Scientists Create World's First Atomic X-Ray Laser
New submitter newmission33 writes "Government researchers have created the fastest, purest X-ray laser pulses ever achieved, and have fulfilled a 1967 prediction that an atomic scale X-ray laser could be made in the same manner as visible-light lasers, according to a statement released Wednesday. Researchers at the SLAC National Accelerator Laboratory used the Linac Coherent Light Source to aim a powerful X-ray source beam, a billion times brighter than any previous source, at a capsule of neon gas and triggered an 'avalanche' of X-ray emissions to become the world's first 'atomic X-ray laser.'"
Nonsense.
This is a fantastic advancement. Remember those photographs of alkanes that showed the P orbital zones slashdot ran a story on sometime last year
Remember how fuzzy they were?
This badboy would make thoe pictures much, much clearer.
Disect the terms.
Atomic = the lasing medium is made of single, free atoms of the same element.
Xray = emits photons in the xray portion of the spectrum.
Laser = light is amplified by the stimulated emission of radiation. A source light source causes electrons in the laser's gain medium to fall out of their normal orbitals. When the fall back in, they emit a photon of a very specific wavelength. These photons bump more electrons out, more photons get produced, and the beam amplifies.
So, an atomic xray laser is a laser using atomic monomers as the gain medium, that produces coherent xray radiation.
Now then. Xray radiation is a powerful ionising radiation. This is not a toy. It does very bad things to living tissue, and can destroy chemical bonds purely from the beam's energy. It is a penetrating radiation, and is therefor dangerous even through walls. Keep out of reach of children and slashdot posters.
http://news.bbc.co.uk/2/hi/8225491.stm
These were taken with an AFM, (atomic force microscope. Essentially a single atom stuck to the end of a nanoscopic cantelever) but this xray laser light source would theoretically permit direct image capture, at very high speeds.
Xray wavelengths are very tiny. The only light with a smaller wavelength is gamma ray emissions.
Xrays are frequently used to study crystal structues, but the very precise nature and rapid activation speed of this source makes it useful for a whole lot more.
I wouldn't call this laser "the same manner as visible-light lasers" really, it lacks one of the fundamental features of a normal laser - self amplification via feedback from mirrors.
It sounds like this could be the _basis_ for a laser, as a pump source causes superluminescence, but without feedback it won't be particularly directional.

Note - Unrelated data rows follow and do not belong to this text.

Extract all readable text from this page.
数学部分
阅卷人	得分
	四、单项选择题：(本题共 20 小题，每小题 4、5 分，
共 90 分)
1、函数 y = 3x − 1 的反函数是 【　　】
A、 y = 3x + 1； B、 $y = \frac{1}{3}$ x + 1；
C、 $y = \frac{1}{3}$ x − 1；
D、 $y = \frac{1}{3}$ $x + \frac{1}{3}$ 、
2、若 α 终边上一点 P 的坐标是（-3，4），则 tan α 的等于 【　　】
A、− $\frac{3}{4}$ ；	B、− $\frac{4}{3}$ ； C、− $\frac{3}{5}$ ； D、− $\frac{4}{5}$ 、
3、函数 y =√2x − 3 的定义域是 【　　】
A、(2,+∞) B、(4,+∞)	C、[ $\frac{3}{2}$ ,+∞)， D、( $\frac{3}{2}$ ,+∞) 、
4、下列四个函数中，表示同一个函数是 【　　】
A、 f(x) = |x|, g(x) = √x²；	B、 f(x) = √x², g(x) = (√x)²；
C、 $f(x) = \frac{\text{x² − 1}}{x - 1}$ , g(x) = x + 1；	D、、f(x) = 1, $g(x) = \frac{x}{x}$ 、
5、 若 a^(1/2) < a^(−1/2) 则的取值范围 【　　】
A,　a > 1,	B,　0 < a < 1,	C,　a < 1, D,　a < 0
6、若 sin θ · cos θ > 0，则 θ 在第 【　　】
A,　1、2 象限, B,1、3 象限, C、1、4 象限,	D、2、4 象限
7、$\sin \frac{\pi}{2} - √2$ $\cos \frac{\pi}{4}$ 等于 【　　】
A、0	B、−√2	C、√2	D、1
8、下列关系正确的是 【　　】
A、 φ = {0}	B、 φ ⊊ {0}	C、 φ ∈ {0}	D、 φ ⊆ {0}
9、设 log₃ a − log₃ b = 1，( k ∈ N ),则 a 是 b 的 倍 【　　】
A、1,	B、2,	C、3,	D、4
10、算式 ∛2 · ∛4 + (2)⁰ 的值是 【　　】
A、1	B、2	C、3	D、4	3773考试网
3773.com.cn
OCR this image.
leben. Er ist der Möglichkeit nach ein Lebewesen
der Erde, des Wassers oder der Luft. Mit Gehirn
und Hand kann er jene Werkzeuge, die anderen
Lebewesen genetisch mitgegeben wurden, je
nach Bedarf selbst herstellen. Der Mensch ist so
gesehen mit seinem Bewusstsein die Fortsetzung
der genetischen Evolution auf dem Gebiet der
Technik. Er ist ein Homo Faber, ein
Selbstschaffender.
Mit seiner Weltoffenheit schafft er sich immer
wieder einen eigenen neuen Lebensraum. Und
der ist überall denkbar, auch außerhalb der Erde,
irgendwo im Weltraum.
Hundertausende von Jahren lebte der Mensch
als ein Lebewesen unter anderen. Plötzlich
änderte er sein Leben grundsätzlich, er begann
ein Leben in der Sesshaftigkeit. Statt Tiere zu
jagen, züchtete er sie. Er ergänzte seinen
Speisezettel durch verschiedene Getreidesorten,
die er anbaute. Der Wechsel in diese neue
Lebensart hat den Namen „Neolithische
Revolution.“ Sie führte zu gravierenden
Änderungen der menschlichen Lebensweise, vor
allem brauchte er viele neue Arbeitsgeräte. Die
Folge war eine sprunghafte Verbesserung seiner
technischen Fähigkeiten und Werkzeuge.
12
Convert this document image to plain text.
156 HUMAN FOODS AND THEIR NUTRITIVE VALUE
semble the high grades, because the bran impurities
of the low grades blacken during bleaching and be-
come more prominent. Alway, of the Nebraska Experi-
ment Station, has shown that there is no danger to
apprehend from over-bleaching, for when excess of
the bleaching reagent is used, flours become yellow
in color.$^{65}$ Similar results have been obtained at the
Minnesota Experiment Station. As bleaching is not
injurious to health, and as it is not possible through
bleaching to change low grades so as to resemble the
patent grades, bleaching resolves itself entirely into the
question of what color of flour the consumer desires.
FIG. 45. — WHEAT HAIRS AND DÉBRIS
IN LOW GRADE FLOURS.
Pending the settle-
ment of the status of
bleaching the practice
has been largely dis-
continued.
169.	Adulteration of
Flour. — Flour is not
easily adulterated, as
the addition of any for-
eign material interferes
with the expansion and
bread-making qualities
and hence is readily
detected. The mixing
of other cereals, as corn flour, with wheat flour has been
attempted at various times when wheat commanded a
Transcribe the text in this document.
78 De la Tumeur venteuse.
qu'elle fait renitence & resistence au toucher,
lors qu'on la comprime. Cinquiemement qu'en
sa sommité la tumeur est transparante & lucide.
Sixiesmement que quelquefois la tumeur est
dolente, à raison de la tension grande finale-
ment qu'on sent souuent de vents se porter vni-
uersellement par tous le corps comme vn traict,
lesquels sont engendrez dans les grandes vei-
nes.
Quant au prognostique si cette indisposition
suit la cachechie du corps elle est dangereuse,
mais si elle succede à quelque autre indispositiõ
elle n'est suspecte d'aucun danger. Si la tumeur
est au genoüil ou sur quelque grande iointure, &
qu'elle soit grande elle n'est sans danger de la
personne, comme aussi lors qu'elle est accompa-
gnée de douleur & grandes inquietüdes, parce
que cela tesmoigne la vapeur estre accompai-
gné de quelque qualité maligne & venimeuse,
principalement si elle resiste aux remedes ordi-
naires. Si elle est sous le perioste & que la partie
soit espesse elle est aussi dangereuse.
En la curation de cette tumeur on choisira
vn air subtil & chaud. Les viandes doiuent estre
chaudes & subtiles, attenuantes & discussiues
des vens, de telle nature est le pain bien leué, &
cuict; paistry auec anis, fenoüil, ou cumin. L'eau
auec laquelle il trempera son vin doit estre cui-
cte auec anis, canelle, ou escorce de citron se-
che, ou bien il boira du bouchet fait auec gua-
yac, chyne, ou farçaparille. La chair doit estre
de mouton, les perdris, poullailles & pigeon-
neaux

Perhaps if it can be triggered to start the avalanche at one end a directional burst could be achieved though, kind of like a nitrogen laser.
HIgher energy X-rays are penetrating, but these are of fairly low energy. The Nature abstract (http://www.nature.com/nature/journal/v481/n7382/full/nature10721.html) gives a bit more info. The X-ray energy is 849 eV. X-rays at this energy which are actually attenuated pretty well by air, and certainly by walls.
As far as my knowledge goes, yes the pump laser has to be X-ray. The energy of the emitted photons from the laser are always lower than the excitation energy of the lasing medium. So you need the high photon energy of x-rays to excite the medium to lase photons of lower (but still x-ray) energy.
Every experiment which ends in a big bang is a good experiment.
The LCLS isn't really a laser. It's a coherent synchrotron radiation source. But yes, intense x-rays are required to knock electrons out of the inner shells of the neon atoms.
Warning: this article may contain humor, sarcasm, parody, and perhaps even irony. Read at your own risk.
We treat the X-ray safety in a way similar to the high energy beam safety at the lab. Shielding, interlocked doors, monitoring, etc. For the soft X-rays in this experiment there is very little risk, they don't go far through air, but for hard X-ray operation we need to use more protection.
-- -Joe Frisch
That's how LHC works, they just use particles other than gamma rays. 3.5 TeV corresponds to wavelength of 2e-19 m.